Before any design works begin, the challenge of naming begins. Discerning an impactful and memorable name that has a clear though line is difficult and can take quite alot of time. To help myself out I use "synonym trees" or branching lists that use the synonyms of synonyms of synonyms to find the core descriptors for a brand. Going back to Calvin and Hobbes, Sequential Art was a great medium for inspiration. From detective stories, historical drama, sci fi, you name it, sequential art has it. One of the few things it also has that is rarely used by any other medium, is the visualization of sound, or onomatopoeia. 

It's a start but even here I have to be catious. Words carry baggage, pre-conceived notions, ideas, whole belief systems. A BLAM conjoures different imagery then a SNIKT.  I want human, relatable, experience driven, but also and most importantly, to communicate the unexpected mix of logical and playful process that is at my core.

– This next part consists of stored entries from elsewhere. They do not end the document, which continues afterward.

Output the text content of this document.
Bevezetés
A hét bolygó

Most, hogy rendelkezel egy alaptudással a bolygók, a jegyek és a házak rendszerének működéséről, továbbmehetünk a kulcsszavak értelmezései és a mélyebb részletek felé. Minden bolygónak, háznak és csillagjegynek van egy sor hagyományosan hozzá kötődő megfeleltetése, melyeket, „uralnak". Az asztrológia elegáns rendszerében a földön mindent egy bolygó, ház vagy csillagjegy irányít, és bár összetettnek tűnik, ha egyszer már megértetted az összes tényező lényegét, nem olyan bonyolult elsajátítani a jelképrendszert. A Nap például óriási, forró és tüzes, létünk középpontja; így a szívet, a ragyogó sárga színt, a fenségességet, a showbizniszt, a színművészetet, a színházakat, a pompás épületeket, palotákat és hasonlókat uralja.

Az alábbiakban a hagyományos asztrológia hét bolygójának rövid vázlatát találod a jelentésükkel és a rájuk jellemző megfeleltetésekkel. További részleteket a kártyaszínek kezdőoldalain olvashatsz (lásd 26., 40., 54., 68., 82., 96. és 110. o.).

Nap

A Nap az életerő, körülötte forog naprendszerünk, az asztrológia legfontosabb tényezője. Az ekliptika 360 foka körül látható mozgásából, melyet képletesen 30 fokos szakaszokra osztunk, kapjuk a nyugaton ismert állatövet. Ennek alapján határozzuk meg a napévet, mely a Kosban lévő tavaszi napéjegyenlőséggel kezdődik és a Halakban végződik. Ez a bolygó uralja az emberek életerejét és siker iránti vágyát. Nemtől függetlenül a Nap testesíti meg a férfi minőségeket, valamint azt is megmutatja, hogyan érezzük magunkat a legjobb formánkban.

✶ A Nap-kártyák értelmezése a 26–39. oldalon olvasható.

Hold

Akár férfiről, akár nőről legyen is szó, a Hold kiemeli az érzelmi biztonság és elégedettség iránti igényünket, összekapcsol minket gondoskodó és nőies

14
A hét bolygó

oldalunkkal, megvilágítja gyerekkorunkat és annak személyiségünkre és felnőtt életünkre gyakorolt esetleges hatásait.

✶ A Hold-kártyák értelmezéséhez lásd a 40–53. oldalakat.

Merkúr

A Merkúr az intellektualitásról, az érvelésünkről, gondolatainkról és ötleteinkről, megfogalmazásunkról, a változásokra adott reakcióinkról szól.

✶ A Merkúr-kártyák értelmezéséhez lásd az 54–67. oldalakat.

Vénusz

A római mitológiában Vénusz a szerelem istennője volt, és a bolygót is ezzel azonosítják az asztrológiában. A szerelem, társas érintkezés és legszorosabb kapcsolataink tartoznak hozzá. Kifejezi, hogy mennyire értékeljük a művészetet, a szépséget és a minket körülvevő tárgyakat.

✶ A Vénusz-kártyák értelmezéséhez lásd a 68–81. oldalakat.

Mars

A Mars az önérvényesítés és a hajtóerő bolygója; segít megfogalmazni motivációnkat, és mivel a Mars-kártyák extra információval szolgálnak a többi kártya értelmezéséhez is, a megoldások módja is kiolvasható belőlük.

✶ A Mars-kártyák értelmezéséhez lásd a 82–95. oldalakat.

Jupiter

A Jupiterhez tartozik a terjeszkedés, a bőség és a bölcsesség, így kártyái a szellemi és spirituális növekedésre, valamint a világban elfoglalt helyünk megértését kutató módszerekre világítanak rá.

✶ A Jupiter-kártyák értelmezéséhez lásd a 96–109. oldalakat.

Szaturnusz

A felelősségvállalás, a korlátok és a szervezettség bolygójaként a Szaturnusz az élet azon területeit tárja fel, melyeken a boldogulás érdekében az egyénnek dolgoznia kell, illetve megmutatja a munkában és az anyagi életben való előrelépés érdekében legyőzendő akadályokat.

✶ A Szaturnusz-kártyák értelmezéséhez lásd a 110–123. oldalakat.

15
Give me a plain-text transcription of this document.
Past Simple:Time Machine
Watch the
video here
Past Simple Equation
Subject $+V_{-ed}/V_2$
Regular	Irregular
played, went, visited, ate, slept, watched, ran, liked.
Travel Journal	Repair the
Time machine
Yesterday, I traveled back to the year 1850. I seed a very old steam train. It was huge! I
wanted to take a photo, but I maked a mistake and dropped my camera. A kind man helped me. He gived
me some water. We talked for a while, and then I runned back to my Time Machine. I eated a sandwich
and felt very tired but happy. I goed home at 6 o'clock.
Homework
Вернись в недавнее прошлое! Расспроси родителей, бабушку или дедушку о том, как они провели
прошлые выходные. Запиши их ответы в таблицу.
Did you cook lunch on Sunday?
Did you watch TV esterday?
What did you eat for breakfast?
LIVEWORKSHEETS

It came to me when driving, hitting a pothole on the interstate. KAHCHUNK

Mark Development: Build it and they will come

Now comes the design work, but I don't jump right into opening Illustrator or Figma. Pen and paper allows the quickest form of iteration and you can easily see underlying currents in your interpratations. Sometimes I'll put down an idea that I know is wrong the moment I see it, othertimes I'll hook into a particular stroke of the brushpen, a difference in weight in forms. What I knew for sure going in was that I wanted the name to be a prominent component, not subservient to a logomark. 

Kahchunk_markmaking

As I continued testing ideas something became clear that I hadn't expected. The annunciation of the name Kahchunk. The difference in sounds between letters drove the relative size of it's partners. The letter K is harsh and sudden, it cuts off whatever is being said before and is always clear. The CH- sound is similiar at first thought but when you say it aloud a few times you begin to realize that it's much softer, with an audible easing in and easing out. 

Building off of this realization, I began to stack the letters, utilizing verticality more to create a condesned mark that would flow better in a digital world. Upon inspecting one of my last versions, I saw an opportunity to hide the imagery of a face, a clear tie to my narrative nature when designing (and writing). This compounded with the tightening of all the decisions before resulted in something that surprised even me. A logotype, with a hidden image, that also contains a logomark that underscores everything mentioned before. 

Logo-Breakdown

Reduce, reuse, revise

In late 2024 the branding was updated. Everything was reassesed and found wanting to me. The biggest culprit was the logomark itself. I wanted greater ease of legibility, and a more consistent continuation of design decisions. This meant less variation in width, less blocked in feel (especially along the top terminals), and a bit more breathing room. The hidden face was also better balanced with significant changes to the letter c. Overall the mark feels more polished and lays in better with the type pairings

Colors & Accents: Filling it all in

Revised in 2024, the color pallete leans heavily on my use of warm/cool and analogous color palletes in my personal work the past few years. I've reduced the overall chromasticity of the pallete so that colors could easily lay on top of each other in high quantities without creating clashing swathes of undesired contrast.